"The telling of the story, the young woman's narrative, is imposed on the action in such a way as to deny each scene any ordinary dramatic interest and instead to substitute a counterpointing between the description (which is very flat) and the actual realization (also very flat—and with dialogue subdued beneath the narrative voice). At first this method seems pregnant with understated tension, but in time you come to realize that nothing more is happening than appears to be happening, and the method begins to seem silly. And at a certain not exceptional moment, when the young woman, very disconsolate, stands by a tunnel and says: "I found a tunnel—a place where cars went in. They came out a bit further on."—at that moment I began to find the simple story rather silly, too.
"There is an overwhelming temptation to compare Hanoun with Robert Bresson, whose work Une Simple Histoire greatly resembles. But Bresson, for all the spare severity of his style, has never professed to tell a simple story, and (for example, in Mouchette and Une Femme Douce) has often tended to make more complex the fictions upon which he bases his films.
"Hanoun's simplicity—like his almost stationary camera (which is just stationary enough to make for some very fancy corner-of-the-frame interior shots that might have been centered), like his depressed view of Paris, like his leading lady's eyebrows—seems finally less a matter artistic asceticism than of artful calculation. And in the midst of the many deprivations that constitute his style there is a kind of pretentiousness — ostentationsness, really — as if he were taking pride in poverty."
-- Roger Greenspun, NYTimes, 1970 (here)
In denunciations of 'the aestheticization of poverty'--it happens here to Hanoun, it happens frequently to Pedro Costa--the naysayers are the ones who spend so much time concentrating on the cheapness or the squalor depicted by the images. It is as though poverty itself were offensive, that to make beautiful work out of the lives of disempowered people in ugly settings--and let us remember that slums make up a massive portion of our current global situation--were somehow ethically wrong, and offensive. Hanoun's film is about stretching out food among meals, about walking on two feet, about the enforced necessities of a woman to take care of herself and her daughter. The class dimension against some kinds of 'aestheticized poverty' in art comes out strongest, I feel, not in art that actually aestheticizes immiseration and material lack, but rather in art that indicates the obscenity of people getting by despite it all. The woman in Une Simple histoire is a simple, direct, caring mother; she makes do; she slides down the straps of her slip each evening as she climbs into bed so as to be comfortable; when she beds with a friend the two of them rub elbows. The obscene thing is the "enforcement" of poverty; the "offensive" thing is that the crushingness of this poverty is kept at bay. The better-heeled viewer is offended because he will not approve of or identify with the means by which the poor characters do this. Walking around a de la Tour-lit room with a needle in your arm, like a character does in a scene from No Quarto da Vanda, is not something ah set dahz, mmy'know.

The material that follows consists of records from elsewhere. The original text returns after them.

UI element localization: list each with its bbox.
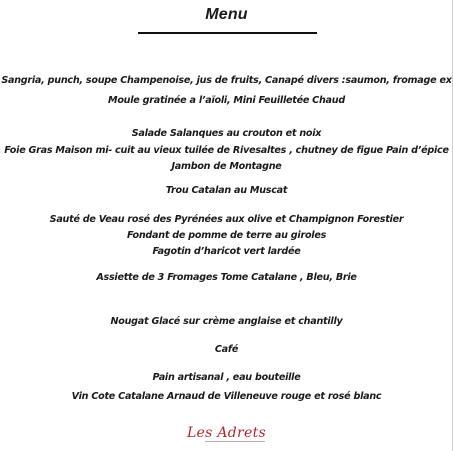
title-underline bbox=[138, 32, 317, 34]
restaurant-logo bbox=[0, 424, 453, 442]
menu-line-dessert: Nougat Glacé sur crème anglaise et chantilly bbox=[110, 316, 343, 327]
menu-line-vin: Vin Cote Catalane Arnaud de Villeneuve rouge et rosé blanc bbox=[71, 391, 382, 402]
logo-text: Les Adrets bbox=[186, 425, 267, 441]
menu-line-veau: Sauté de Veau rosé des Pyrénées aux olive et Champignon Forestier bbox=[49, 214, 404, 225]
menu-line-fondant: Fondant de pomme de terre au giroles bbox=[126, 230, 327, 241]
menu-line-salade: Salade Salanques au crouton et noix bbox=[131, 128, 322, 139]
menu-title: Menu bbox=[205, 6, 248, 23]
menu-line-fagotin: Fagotin d’haricot vert lardée bbox=[152, 246, 301, 257]
menu-line-trou-catalan: Trou Catalan au Muscat bbox=[165, 185, 288, 196]
menu-line-entree-chaude: Moule gratinée a l’aïoli, Mini Feuilletée Chaud bbox=[108, 95, 345, 106]
menu-line-pain: Pain artisanal , eau bouteille bbox=[152, 372, 301, 383]
menu-line-foie-gras: Foie Gras Maison mi- cuit au vieux tuilée de Rivesaltes , chutney de figue Pain d’épice bbox=[4, 145, 449, 156]
menu-line-aperitif: Sangria, punch, soupe Champenoise, jus de fruits, Canapé divers :saumon, fromage ex bbox=[1, 75, 452, 86]
logo-underline bbox=[205, 441, 265, 445]
menu-line-cafe: Café bbox=[214, 344, 239, 355]
menu-line-jambon: Jambon de Montagne bbox=[171, 161, 282, 172]
menu-line-fromages: Assiette de 3 Fromages Tome Catalane , Bleu, Brie bbox=[96, 272, 357, 283]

It is not as though poverty cannot be romanticized, or turned to beauty in order to peddle an ideological image. At the same time the objection to romanticized poverty can be used as a tool to rob the depiction of the impoverished of any beauty at all, as though all beauty itself were the rightful consequence of accumulation. Minimalisms are not, intrisically, counter-hegemonic. But sometimes the pared down can give us a glimpse of what we're missing, what we need not be missing.
(Taking a break from my break for May Day...)
3 comments:
Just in case I'm not the last person to discover this: Did you know that Hanoun has put a whole bunch of his films -- including some that IMDB doesn't even list -- online?
Hi Jim, yeah I saw that when Mubarak posted about it on his blog. Aside from sampling the video quality, I haven't had a chance to look at any of the offerings yet. Have you?
I got about 10 minutes into Jeanne, aujourd'hui before I realized that the end of a three-shift day at the Film Festival was not the best time to try to focus on unsubtitled french ;-).
I'd dearly love to see this stuff properly titled & packed up for the anglophone market, either on disk or on tour.